Novos candidatos à Palma trazem interpretações marcantes

Cannes - Na reta final do festival, acelerou também a competição pelos troféus de melhores atores. Mostrou fortes candidatos nessa área o drama norueguês Sentimental Value, em que o diretor norueguês Joachim Trier retoma a parceria com a atriz Renate Reinsve (à esquerda na foto), vista em A Pior Pessoa do Mundo (2021), agora numa chave bem mais dramática. Ela interpreta Nora, uma atriz com sérios problemas emocionais, que têm suas raízes numa história familiar complicada, marcada pelo fantasma do suicídio e uma relação tensa com o pai cineasta, Gustav (Stellan Skarsgard).

Renate é uma forte concorrente a uma premiação, num papel com muitas nuances e que se revelam nas interações com sua irmã, Agnes (Inga Ibsdotter Lilleaas), e também com uma atriz norte-americana, Rachel Kemp (Elle Fanning) - contratada por seu pai para interpretar a protagonista do novo filme dele, para o qual ele insistira em ter a filha, sem sucesso.

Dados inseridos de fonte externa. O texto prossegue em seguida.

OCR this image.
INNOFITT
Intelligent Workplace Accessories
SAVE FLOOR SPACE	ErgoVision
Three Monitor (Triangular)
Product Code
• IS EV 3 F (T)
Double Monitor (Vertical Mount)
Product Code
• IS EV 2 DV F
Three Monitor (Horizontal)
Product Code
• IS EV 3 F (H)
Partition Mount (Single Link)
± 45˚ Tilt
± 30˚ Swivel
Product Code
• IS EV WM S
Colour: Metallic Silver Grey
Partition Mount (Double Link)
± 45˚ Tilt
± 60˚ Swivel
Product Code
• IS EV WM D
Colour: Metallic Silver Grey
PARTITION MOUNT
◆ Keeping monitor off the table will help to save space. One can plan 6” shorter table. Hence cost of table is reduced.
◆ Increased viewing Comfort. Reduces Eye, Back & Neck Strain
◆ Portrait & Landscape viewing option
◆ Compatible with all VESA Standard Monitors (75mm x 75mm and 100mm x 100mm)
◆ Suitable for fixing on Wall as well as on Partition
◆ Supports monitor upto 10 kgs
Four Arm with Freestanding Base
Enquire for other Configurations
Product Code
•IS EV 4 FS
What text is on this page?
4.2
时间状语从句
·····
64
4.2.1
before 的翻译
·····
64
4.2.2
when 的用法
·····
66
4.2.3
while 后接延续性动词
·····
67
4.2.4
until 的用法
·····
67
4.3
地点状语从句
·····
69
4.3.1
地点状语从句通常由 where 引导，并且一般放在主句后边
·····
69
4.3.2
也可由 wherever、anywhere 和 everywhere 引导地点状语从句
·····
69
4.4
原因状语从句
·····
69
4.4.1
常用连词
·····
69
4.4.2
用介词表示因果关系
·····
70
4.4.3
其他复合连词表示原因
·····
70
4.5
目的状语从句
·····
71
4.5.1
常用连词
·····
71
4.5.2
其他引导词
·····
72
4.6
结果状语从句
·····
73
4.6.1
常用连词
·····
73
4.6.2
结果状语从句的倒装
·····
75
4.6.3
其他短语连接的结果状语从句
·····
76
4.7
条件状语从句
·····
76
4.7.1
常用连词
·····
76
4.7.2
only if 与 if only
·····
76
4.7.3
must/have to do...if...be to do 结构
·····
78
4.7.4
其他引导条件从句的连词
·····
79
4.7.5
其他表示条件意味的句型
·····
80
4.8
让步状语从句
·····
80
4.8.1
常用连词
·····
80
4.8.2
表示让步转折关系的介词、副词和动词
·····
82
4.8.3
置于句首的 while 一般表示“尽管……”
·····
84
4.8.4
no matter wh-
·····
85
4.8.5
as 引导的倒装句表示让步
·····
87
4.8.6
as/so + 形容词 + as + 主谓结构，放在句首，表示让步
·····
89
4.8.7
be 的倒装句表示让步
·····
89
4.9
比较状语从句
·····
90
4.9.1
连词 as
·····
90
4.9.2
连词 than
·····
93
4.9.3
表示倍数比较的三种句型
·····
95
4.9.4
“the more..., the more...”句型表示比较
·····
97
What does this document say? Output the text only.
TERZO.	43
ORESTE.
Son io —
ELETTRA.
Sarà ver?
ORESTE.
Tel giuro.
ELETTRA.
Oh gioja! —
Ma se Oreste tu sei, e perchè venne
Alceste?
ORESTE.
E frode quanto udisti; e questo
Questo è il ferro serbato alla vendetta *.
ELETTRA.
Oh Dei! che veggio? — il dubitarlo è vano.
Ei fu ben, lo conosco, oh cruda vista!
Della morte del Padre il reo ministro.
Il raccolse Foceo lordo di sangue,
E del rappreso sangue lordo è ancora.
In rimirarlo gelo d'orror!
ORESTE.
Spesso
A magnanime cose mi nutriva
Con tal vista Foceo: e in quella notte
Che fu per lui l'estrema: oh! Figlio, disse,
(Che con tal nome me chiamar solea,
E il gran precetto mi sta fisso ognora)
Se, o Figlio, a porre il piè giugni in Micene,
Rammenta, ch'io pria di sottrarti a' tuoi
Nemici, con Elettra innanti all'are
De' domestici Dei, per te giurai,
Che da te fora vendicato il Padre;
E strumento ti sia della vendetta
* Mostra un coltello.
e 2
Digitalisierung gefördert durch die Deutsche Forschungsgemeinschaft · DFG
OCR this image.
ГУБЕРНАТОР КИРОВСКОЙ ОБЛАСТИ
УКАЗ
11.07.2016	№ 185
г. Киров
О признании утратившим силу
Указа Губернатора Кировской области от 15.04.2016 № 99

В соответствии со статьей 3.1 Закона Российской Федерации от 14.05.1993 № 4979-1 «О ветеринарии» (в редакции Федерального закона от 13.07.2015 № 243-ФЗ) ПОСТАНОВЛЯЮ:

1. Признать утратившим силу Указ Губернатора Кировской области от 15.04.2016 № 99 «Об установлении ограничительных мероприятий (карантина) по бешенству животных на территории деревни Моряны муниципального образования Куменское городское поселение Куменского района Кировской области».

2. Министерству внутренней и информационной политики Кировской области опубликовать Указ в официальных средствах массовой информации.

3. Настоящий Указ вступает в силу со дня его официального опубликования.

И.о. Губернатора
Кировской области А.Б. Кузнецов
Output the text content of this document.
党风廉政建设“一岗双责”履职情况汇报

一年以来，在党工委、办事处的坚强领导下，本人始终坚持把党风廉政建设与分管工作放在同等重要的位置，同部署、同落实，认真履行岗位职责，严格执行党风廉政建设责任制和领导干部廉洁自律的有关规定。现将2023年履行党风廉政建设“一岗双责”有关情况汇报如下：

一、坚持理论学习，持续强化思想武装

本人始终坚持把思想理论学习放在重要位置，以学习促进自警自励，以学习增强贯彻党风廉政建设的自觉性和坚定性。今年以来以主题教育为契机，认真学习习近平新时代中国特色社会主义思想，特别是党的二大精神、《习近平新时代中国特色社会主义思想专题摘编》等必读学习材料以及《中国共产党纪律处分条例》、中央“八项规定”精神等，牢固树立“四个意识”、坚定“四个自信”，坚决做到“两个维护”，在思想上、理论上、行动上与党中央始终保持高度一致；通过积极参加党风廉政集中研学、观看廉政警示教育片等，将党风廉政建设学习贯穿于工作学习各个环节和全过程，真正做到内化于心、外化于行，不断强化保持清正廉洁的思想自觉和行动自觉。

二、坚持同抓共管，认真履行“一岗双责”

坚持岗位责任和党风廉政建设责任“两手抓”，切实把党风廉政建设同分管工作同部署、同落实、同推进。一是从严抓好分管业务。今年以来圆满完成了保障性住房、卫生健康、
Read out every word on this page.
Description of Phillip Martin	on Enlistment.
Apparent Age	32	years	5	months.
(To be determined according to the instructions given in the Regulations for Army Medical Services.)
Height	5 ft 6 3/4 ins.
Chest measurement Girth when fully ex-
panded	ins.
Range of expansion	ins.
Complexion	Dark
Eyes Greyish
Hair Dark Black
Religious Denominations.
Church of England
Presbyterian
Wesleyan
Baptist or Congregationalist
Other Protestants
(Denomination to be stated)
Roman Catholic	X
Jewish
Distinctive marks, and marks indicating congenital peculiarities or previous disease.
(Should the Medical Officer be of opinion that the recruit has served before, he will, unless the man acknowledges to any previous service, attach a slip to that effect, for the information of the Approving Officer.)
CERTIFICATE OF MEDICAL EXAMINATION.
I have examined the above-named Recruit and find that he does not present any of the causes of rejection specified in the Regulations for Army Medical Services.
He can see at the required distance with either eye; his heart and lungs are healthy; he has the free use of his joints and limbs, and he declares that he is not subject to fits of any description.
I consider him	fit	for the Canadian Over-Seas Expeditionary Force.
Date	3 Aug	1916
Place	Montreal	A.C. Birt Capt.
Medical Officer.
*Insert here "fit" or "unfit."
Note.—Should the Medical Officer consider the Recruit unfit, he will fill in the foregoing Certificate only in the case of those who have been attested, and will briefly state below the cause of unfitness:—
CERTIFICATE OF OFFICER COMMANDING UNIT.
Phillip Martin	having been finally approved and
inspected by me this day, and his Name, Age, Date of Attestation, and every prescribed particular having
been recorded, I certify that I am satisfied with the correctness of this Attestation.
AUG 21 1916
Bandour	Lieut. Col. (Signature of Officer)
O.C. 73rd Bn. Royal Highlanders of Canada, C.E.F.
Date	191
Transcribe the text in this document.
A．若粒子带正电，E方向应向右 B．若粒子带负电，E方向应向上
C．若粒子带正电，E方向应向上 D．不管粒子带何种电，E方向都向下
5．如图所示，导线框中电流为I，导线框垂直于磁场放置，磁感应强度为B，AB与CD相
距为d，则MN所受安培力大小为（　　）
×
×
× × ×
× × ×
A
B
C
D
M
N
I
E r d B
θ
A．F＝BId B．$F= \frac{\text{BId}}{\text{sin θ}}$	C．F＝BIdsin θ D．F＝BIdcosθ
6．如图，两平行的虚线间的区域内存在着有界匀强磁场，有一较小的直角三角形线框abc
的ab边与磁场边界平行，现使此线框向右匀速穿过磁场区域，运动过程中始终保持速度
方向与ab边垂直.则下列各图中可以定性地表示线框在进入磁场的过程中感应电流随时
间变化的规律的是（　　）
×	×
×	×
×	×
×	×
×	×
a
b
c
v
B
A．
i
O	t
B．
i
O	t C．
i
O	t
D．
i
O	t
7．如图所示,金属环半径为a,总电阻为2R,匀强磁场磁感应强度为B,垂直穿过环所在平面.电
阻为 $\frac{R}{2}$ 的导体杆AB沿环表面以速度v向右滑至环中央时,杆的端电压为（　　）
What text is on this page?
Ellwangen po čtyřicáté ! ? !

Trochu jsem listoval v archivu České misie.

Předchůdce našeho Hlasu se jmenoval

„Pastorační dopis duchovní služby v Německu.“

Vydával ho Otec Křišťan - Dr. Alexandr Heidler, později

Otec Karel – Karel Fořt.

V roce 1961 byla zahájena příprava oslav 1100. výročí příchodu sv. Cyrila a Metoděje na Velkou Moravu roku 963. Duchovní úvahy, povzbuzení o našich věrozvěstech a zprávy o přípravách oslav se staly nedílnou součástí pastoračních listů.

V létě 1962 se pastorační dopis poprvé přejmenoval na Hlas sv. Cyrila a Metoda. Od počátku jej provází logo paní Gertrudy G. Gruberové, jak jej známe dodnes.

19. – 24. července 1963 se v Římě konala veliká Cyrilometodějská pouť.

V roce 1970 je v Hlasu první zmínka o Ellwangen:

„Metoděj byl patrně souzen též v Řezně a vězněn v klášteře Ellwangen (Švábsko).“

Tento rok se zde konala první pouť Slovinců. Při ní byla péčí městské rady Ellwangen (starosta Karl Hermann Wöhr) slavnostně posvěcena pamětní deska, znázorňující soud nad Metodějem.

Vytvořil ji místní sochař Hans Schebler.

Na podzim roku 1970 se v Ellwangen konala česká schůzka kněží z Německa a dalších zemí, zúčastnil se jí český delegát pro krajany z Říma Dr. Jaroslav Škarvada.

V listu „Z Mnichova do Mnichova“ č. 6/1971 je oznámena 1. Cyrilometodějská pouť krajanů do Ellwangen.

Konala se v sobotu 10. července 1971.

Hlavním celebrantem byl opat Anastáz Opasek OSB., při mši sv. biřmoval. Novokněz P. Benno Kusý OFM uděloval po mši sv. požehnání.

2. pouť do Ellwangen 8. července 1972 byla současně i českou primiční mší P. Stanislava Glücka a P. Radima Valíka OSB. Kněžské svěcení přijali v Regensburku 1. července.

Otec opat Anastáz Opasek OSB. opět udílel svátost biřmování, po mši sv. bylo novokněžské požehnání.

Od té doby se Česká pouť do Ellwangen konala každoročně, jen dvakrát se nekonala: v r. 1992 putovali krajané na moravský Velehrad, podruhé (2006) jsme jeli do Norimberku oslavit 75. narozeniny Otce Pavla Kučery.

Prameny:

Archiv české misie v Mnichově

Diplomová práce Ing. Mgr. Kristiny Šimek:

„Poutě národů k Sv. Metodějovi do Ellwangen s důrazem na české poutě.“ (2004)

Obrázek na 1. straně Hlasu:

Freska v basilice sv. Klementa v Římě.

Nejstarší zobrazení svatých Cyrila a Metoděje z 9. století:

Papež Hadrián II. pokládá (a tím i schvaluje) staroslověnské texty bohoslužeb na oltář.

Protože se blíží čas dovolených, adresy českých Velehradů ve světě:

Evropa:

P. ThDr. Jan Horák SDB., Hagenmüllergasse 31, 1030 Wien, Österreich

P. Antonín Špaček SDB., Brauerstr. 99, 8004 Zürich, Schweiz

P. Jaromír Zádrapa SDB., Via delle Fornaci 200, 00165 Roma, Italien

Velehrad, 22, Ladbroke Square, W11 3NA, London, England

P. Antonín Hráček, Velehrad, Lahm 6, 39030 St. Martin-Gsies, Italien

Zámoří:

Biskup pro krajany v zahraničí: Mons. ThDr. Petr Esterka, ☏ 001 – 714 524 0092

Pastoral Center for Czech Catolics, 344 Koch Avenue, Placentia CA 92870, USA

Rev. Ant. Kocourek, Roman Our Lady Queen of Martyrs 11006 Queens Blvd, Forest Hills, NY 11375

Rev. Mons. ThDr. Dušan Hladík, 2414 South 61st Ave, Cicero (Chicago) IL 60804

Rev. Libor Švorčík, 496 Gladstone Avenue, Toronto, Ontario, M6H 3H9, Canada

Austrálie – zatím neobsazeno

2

Como é frequente na obra de Trier, caso de Oslo, 31 de Agosto e Mais Forte que Bombas, ele mostra habilidade na construção de uma série de arcos emocionais complexos, sabiamente explorados numa história que mantém o interesse e realiza um retrato nuançado e moderno das relações familiares, num ótimo exemplar do cinema nórdico. Talvez seja exagero lembrar de Ingmar Bergman mas é fato que Trier está se esforçando e no bom caminho do falecido mestre sueco.

Um amor na música

O diretor sul-africano Oliver Hermanus estreia na competição de Cannes com The History of Sound, um digno exemplar de drama romântico de época, estrelado pelo irlandês Paul Mescal (à direita na foto) e o inglês Josh O’Connor. Eles interpretam, respectivamente, Lionel e David, dois estudantes de música nos EUA do começo do século XX que vivem um amor delicado, intenso e proibido.

Hermanus mostra mão segura para compor o relacionamento destes dois homens de origem social bem diferente - Lionel vem de uma modesta família rural do Kentucky, David é órfão numa família de classe média alta - e cujos interesses decolam na música. Lionel é cantor, David compositor, e os dois embarcam a certa altura numa viagem de pesquisa pelo interior norte-americano, colhendo melodias populares, gravadas num gravador de cilindros de cera, a tecnologia disponível à época - num trabalho de pesquisa semelhante ao realizado por Mário de Andrade no Brasil, nos anos 1920.

The History of Sound é pleno de atmosferas e tira bom proveito dessas melodias que os dois pesquisadores vão colhendo, enquanto vivem esse relacionamento impedido pelos preconceitos da época. A composição dramática dos dois personagens é também notável. Num elenco com poucas participações femininas, restam duas a observar, de Hadley Robinson e Emma Canning. Chris Cooper faz outra entrada notável na parte final.

Trilogia catalã

A diretora Carla Simón fecha sua alentada trilogia autobiográfica, iniciada em 2017 com o delicado Verão de 1993, seguido de Alcarrás, vencedor do Urso de Ouro em Berlim 2022, com Romería - que revela o talento da jovem Llúcia García, na pele da protagonista, Marina.

Com 18 anos, Marina parte para fechar as lacunas de sua turbulenta história familiar, procurando a família do pai, Fon, que morreu de AIDS quando ela era pequena, assim como sua mãe. Criada pelos tios, ela procura agora esclarecer as diversas versões sobre seus pais, que viveram intensamente sua paixão, um vício por heroína, a tentativa de uma vida livre e anticonvencional até serem colhidos pela epidemia de sua época.

Carla Simón é uma diretora também muito hábil na criação de atmosferas familiares, encenando conflitos e vivências da protagonista de uma maneira muito eficiente e sincera. Por isso, não se pode descartar que venha para a Espanha algum prêmio também.